Reizwortanalyse: Eine einfache aber effiziente Kreativitätstechnik (Zufallstechniken, Bisoziation, Ideenfindung)
Inhalsverzeichnis
Was ist eine Reizwortanalyse?
Die Reizwortanalyse ist eine Kreativitätstechnik, mit der kreative Lösungen gefunden werden können, indem lineare Denkpfade durch zufällige Eindrücke (zumeist Worte) durchbrochen werden. Diese Worte werden als „Reizworte“ oder auch „Zufallsworte“ bezeichnet und können je nach Kontext und Zielgruppe unterschiedlich sein. Reizworte definieren sich dabei, anders als man zunächst denken könnte, nicht als besonders „aufwühlend“ oder „emotionsstark“, sondern liefern einen „Reiz als Input“.

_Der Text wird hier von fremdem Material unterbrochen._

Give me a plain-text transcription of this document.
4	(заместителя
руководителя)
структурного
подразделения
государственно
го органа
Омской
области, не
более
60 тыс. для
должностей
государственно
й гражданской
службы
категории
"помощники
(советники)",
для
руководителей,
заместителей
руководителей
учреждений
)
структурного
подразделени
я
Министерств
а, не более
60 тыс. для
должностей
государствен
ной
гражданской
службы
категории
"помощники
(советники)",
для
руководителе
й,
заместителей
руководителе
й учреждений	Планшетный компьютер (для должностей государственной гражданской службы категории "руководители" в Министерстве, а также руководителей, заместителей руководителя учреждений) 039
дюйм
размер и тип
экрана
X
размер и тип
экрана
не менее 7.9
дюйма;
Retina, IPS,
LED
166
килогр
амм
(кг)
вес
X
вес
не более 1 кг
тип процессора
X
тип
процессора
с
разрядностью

Während klassische Assoziationsketten oder -verknüpfungen vergleichsweise linear ablaufen, soll bei der Reizwortanalyse eine „Bisoziation“ erfolgen. Klingt abstrakt? Ist eigentlich ganz einfach:
- Eine beispielhafte Assoziationskette ist z.B. „Geld -> reich -> teures Auto -> schnell -> 100-Meter-Läufer -> Goldmedaille“. Die Begriffe sind alle miteinander „verhaftet“ und folgen damit eher linearem Denken.
- Eine Bisoziation hingegen ist die kreative Verknüpfung von zunächst eher unverbundenen Begriffen, wie „Spinne“ <-> „Regen“. Hier lässt sich dann eine Reihe von weniger naheliegenden Ideen oder Konzepten ableiten, welche im Rahmen der Reizwortanalyse auf Fragestellungen angewandt werden können. Im Beispiel könnte man die beiden Begriffe z.B. gedanklich verbinden zu: einem Erlebnistrip zur seltenen Regenwaldspinne, einer Romanfigur eines Spinners, der immerzu denkt, es regnet, einem Märchen, in dem aus Regen ein Kleid gesponnen wird, etc.

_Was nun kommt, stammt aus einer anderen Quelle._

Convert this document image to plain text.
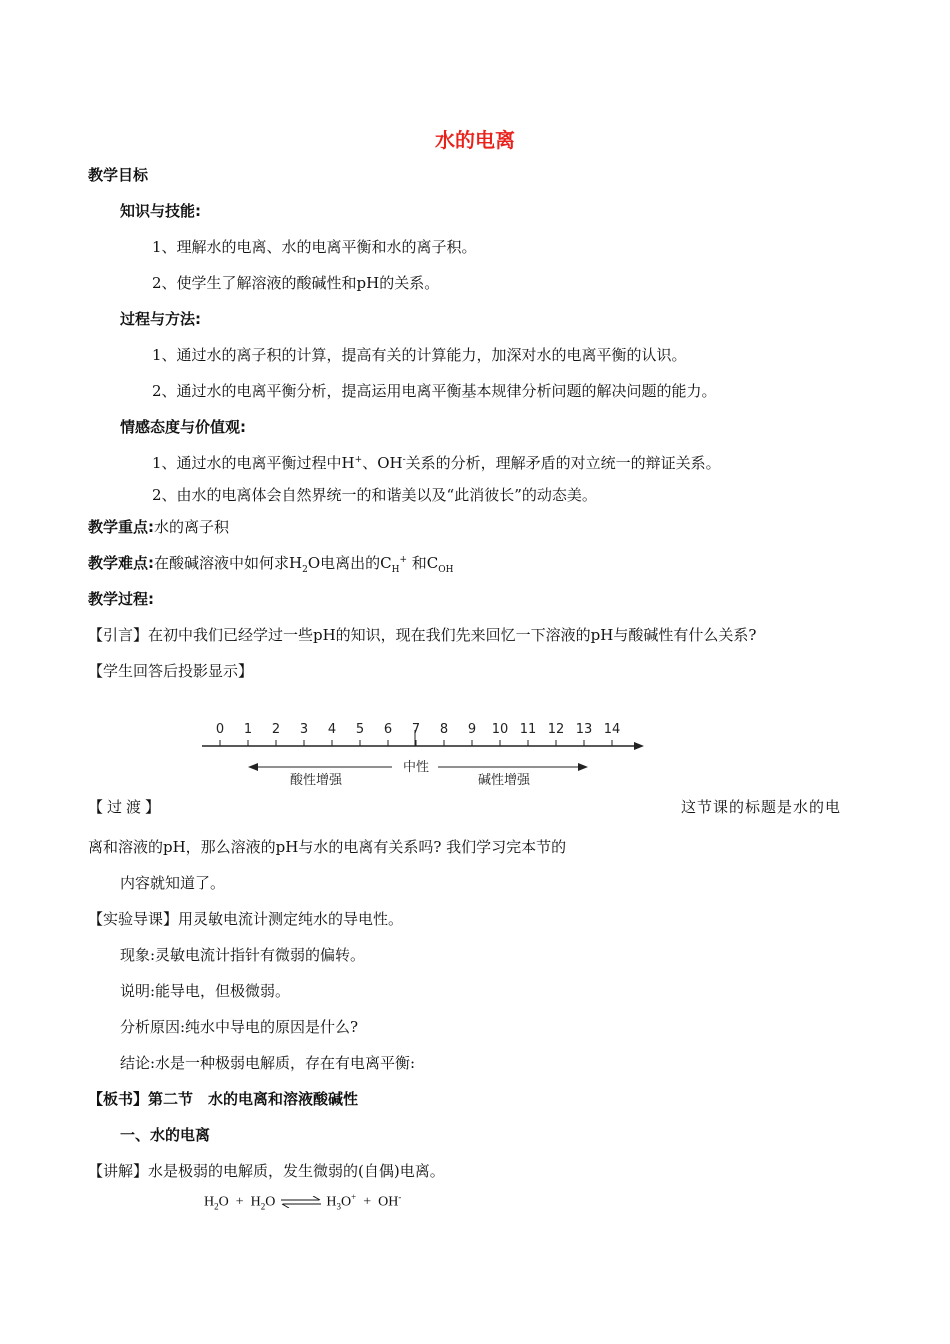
水的电离
教学目标
知识与技能:
1、理解水的电离、水的电离平衡和水的离子积。
2、使学生了解溶液的酸碱性和pH的关系。
过程与方法:
1、通过水的离子积的计算，提高有关的计算能力，加深对水的电离平衡的认识。
2、通过水的电离平衡分析，提高运用电离平衡基本规律分析问题的解决问题的能力。
情感态度与价值观:
1、通过水的电离平衡过程中H+、OH-关系的分析，理解矛盾的对立统一的辩证关系。
2、由水的电离体会自然界统一的和谐美以及“此消彼长”的动态美。
教学重点:水的离子积
教学难点:在酸碱溶液中如何求$H_2O$电离出的$C_H^+$ 和$C_{OH}$
教学过程:
【引言】在初中我们已经学过一些pH的知识，现在我们先来回忆一下溶液的pH与酸碱性有什么关系?
【学生回答后投影显示】
0 1 2 3 4 5 6 7 8 9 10 11 12 13 14
中性
酸性增强	碱性增强
【过渡】	这节课的标题是水的电
离和溶液的pH，那么溶液的pH与水的电离有关系吗? 我们学习完本节的
内容就知道了。
【实验导课】用灵敏电流计测定纯水的导电性。
现象:灵敏电流计指针有微弱的偏转。
说明:能导电，但极微弱。
分析原因:纯水中导电的原因是什么?
结论:水是一种极弱电解质，存在有电离平衡:
【板书】第二节　水的电离和溶液酸碱性
一、水的电离
【讲解】水是极弱的电解质，发生微弱的(自偶)电离。
$H_2O + H_2O$ ⇌ $H_3O^+ + OH^-$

Die Reizworttechnik ist nur eine der verschiedenen Methoden, um mit der Bisoziation zu arbeiten. Man sollte auf jeden Fall alle Ideen aufschreiben und nicht nur was man gerade spontan gut findet! Oft entwickeln sich auch erst im zweiten Denkschritt weitere interessante Ideen.
Wofür eignet sich eine Reizwortanalyse?
Im Prinzip sind den Anwendungsmöglichkeiten keine Grenzen gesetzt. Die Technik kann sowohl in der Schule mit Kindern, an der Universität mit Studenten oder auch in Unternehmen eingesetzt werden. Selbst im familiären Rahmen oder anderen sozialen Gruppen lässt sich die Methode anwenden. Man kann sie auch alleine sehr gut nutzen und muss diese nicht unbedingt in Gruppen durchführen.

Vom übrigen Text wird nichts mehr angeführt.